Does cudaMallocManaged() create a synchronized buffer in RAM and VRAM?

Question

In an Nvidia developer blog: An Even Easier Introduction to CUDA the writer explains:

To compute on the GPU, I need to allocate memory accessible by the GPU. Unified Memory in CUDA makes this easy by providing a single memory space accessible by all GPUs and CPUs in your system. To allocate data in unified memory, call cudaMallocManaged(), which returns a pointer that you can access from host (CPU) code or device (GPU) code.

I found this both interesting (since it seems potentially convenient) and confusing:

returns a pointer that you can access from host (CPU) code or device (GPU) code.

For this to be true, it seems like cudaMallocManaged() must be syncing 2 buffers across VRAM and RAM. Is this the case? Or is my understanding lacking?

In my work so far with GPU acceleration on top of the WebGL abstraction layer via GPU.js, I learned the distinct performance difference between passing VRAM based buffers (textures in WebGL) from kernel to kernel (keeping the buffer on the GPU, highly performant) and retrieving the buffer value outside of the kernels to access it in RAM through JavaScript (pulling the buffer off the GPU, taking a performance hit since buffers in VRAM on the GPU don't magically move to RAM).

Forgive my highly abstracted understanding / description of the topic, since I know most CUDA / C++ devs have a much more granular understanding of the process.

• So is cudaMallocManaged() creating synchronized buffers in both RAM and VRAM for convenience of the developer?
• If so, wouldn't doing so come with an unnecessary cost in cases where we might never need to touch that buffer with the CPU?
• Does the compiler perhaps just check if we ever reference that buffer from CPU and never create the CPU side of the synced buffer if it's not needed?
• Or do I have it all wrong? Are we not even talking VRAM? How does this work?

Answer 1

So is cudaMallocManaged() creating synchronized buffers in both RAM and VRAM for convenience of the developer?

Yes, more or less. The "synchronization" is referred to in the managed memory model as migration of data. Virtual address carveouts are made for all visible processors, and the data is migrated (i.e. moved to, and provided a physical allocation for) the processor that attempts to access it.

If so, wouldn't doing so come with an unnecessary cost in cases where we might never need to touch that buffer with the CPU?

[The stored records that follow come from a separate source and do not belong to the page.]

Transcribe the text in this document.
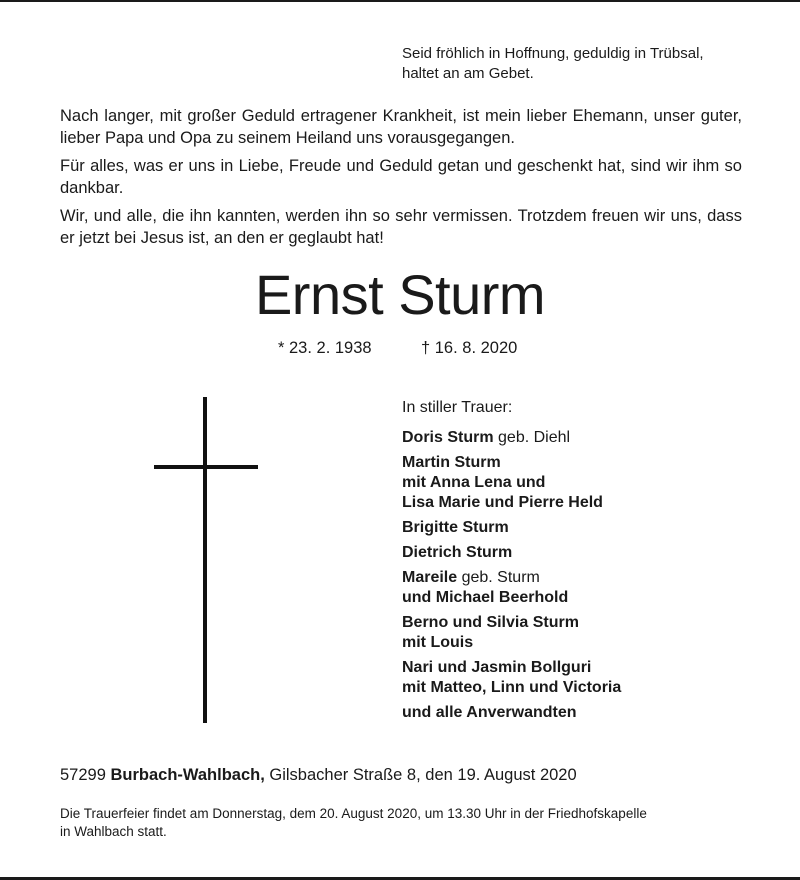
Seid fröhlich in Hoffnung, geduldig in Trübsal,
haltet an am Gebet.

Nach langer, mit großer Geduld ertragener Krankheit, ist mein lieber Ehemann, unser guter, lieber Papa und Opa zu seinem Heiland uns vorausgegangen.

Für alles, was er uns in Liebe, Freude und Geduld getan und geschenkt hat, sind wir ihm so dankbar.

Wir, und alle, die ihn kannten, werden ihn so sehr vermissen. Trotzdem freuen wir uns, dass er jetzt bei Jesus ist, an den er geglaubt hat!

Ernst Sturm
* 23. 2. 1938	† 16. 8. 2020
In stiller Trauer:
Doris Sturm geb. Diehl
Martin Sturm
mit Anna Lena und
Lisa Marie und Pierre Held
Brigitte Sturm
Dietrich Sturm
Mareile geb. Sturm
und Michael Beerhold
Berno und Silvia Sturm
mit Louis
Nari und Jasmin Bollguri
mit Matteo, Linn und Victoria
und alle Anverwandten
57299 Burbach-Wahlbach, Gilsbacher Straße 8, den 19. August 2020
Die Trauerfeier findet am Donnerstag, dem 20. August 2020, um 13.30 Uhr in der Friedhofskapelle
in Wahlbach statt.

If you never need to touch the buffer on the CPU, then what will happen is that the VA carveout will be made in the CPU VA space, but no physical allocation will be made for it. When the GPU attempts to actually access the data, it will cause the allocation to "appear" and use up GPU memory. Although there are "costs" to be sure, there is no usage of CPU (physical) memory in this case. Furthermore, once instantiated in GPU memory, there should be no ongoing additional cost for the GPU to access it; it should run at "full" speed. The instantiation/migration process is a complex one, and what I am describing here is what I would consider the "principal" modality or behavior. There are many factors that could affect this.

Does the compiler perhaps just check if we ever reference that buffer from CPU and never create the CPU side of the synced buffer if it's not needed?

No, this is managed by the runtime, not compile time.

Or do I have it all wrong? Are we not even talking VRAM? How does this work?

No you don't have it all wrong. Yes we are talking about VRAM.

The blog you reference barely touches on managed memory, which is a fairly involved subject. There are numerous online resources to learn more about it. You might want to review some of them. here is one. There are good GTC presentations on managed memory, including here. There is also an entire section of the CUDA programming guide covering managed memory.